Drawing largely on work by the archaeologist Kristian Kristiansen, Barras suggests that the arrival of the Yamnaya was a violent affair. The existing populations were already shrinking by this time, possibly as a result of epidemics of plague. The Yamnaya were probably physically stronger than the indigenous people and were more warlike.
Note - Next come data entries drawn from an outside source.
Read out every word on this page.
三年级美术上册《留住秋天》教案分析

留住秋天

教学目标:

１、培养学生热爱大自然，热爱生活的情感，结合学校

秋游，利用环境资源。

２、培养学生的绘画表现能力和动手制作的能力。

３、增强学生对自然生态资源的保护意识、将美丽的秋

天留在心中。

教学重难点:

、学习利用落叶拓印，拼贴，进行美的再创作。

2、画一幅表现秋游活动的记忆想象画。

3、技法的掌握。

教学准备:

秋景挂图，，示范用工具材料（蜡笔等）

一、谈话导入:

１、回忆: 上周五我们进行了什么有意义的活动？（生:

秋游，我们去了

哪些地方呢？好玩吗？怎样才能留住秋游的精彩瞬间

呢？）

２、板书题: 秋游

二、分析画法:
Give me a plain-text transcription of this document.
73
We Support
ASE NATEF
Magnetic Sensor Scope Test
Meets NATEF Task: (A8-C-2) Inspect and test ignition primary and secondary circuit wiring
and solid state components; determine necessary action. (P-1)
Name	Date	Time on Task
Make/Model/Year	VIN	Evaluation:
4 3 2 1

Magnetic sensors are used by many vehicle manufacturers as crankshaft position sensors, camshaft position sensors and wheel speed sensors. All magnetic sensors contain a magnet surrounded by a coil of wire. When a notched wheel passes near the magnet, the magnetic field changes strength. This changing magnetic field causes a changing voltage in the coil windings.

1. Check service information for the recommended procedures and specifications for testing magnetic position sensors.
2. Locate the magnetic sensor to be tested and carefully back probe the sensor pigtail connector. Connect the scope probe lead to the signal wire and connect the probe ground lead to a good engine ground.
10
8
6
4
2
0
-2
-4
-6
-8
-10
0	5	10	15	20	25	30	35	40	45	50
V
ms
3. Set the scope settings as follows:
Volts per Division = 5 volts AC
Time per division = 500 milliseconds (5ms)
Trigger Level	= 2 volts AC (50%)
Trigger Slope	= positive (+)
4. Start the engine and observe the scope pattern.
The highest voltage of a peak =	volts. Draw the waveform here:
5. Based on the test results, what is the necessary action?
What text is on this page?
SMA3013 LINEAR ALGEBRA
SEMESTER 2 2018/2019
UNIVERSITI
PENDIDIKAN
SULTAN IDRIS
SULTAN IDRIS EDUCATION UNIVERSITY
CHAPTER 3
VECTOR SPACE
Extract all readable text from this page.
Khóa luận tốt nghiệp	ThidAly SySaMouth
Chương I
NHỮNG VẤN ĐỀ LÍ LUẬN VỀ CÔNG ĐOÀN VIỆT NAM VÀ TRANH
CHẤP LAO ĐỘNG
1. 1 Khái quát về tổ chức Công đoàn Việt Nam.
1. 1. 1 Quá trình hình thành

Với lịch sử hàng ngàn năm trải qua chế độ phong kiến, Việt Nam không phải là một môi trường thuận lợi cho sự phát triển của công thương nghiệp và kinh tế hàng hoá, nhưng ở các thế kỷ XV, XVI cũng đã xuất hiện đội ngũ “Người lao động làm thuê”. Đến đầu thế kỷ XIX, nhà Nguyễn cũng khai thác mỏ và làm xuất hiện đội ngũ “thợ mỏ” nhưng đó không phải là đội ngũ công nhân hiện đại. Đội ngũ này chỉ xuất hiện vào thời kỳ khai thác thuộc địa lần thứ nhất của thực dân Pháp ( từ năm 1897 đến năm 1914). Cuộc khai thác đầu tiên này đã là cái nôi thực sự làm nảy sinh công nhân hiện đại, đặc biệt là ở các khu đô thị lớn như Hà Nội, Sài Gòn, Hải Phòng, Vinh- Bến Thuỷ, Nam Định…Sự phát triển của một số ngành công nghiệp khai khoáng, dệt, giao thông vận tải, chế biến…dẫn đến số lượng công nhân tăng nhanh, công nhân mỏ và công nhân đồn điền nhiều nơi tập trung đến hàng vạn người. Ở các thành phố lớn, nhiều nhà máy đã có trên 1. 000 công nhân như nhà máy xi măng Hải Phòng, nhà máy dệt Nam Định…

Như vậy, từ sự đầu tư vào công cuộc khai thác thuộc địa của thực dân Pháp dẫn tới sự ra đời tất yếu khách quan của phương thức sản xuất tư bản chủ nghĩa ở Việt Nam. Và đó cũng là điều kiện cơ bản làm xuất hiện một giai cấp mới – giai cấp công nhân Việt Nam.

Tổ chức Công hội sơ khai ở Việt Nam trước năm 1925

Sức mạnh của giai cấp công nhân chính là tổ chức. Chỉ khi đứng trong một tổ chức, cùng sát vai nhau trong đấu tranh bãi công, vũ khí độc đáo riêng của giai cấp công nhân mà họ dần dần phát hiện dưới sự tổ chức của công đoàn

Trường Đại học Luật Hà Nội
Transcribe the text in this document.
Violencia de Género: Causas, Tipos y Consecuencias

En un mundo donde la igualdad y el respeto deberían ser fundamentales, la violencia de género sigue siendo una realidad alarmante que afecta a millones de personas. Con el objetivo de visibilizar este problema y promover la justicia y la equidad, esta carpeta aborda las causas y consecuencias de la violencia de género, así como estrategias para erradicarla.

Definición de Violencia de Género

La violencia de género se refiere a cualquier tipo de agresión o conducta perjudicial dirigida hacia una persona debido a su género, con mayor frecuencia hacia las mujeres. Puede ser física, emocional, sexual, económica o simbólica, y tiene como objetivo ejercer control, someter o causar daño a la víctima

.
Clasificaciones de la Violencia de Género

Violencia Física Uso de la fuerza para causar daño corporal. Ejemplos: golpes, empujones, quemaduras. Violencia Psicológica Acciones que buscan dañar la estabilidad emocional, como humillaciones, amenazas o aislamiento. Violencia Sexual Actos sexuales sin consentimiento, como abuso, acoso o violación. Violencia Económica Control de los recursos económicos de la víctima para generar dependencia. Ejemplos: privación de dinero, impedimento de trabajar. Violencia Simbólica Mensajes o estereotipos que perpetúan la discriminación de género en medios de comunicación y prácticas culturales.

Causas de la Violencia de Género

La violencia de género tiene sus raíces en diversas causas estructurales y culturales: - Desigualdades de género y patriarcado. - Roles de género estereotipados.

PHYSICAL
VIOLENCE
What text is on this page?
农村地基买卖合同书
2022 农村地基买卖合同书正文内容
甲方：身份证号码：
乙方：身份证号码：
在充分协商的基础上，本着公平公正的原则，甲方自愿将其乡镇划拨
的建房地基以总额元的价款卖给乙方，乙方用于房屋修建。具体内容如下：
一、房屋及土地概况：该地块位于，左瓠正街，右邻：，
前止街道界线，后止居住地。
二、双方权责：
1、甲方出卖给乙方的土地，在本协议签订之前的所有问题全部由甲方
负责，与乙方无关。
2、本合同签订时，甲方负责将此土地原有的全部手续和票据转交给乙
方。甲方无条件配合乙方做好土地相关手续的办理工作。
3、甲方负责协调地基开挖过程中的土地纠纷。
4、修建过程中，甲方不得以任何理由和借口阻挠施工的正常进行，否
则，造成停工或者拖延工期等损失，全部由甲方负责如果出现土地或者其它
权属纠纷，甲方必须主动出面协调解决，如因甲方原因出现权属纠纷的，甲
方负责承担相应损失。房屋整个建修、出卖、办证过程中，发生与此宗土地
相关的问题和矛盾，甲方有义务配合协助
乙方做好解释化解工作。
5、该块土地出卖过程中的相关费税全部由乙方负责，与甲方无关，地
There is also a suggestion that they were mostly male.
This scenario reminds me of a poem by Robert Graves, who was influenced by the theory that an earlier matriarchal society had been replaced by a patriarchal one.
Swordsman of the narrow lips
Narrow hips and murderous mind
Fenced with chariots and ships,
By your joculators hailed
The mailed wonder of mankind,
Far to westward you have sailed.
As Barras remarks, these ideas are quite new and are based on evidence from only a few sites. But at present it seems likely that “the steppes migrants were largely male and violent”. This idea is supported bu a finding that mitochondrial DNA, which is maternally inherited, changedrelatively little at this time, while the paternally-inhrited Y-chomosome changed a great deal.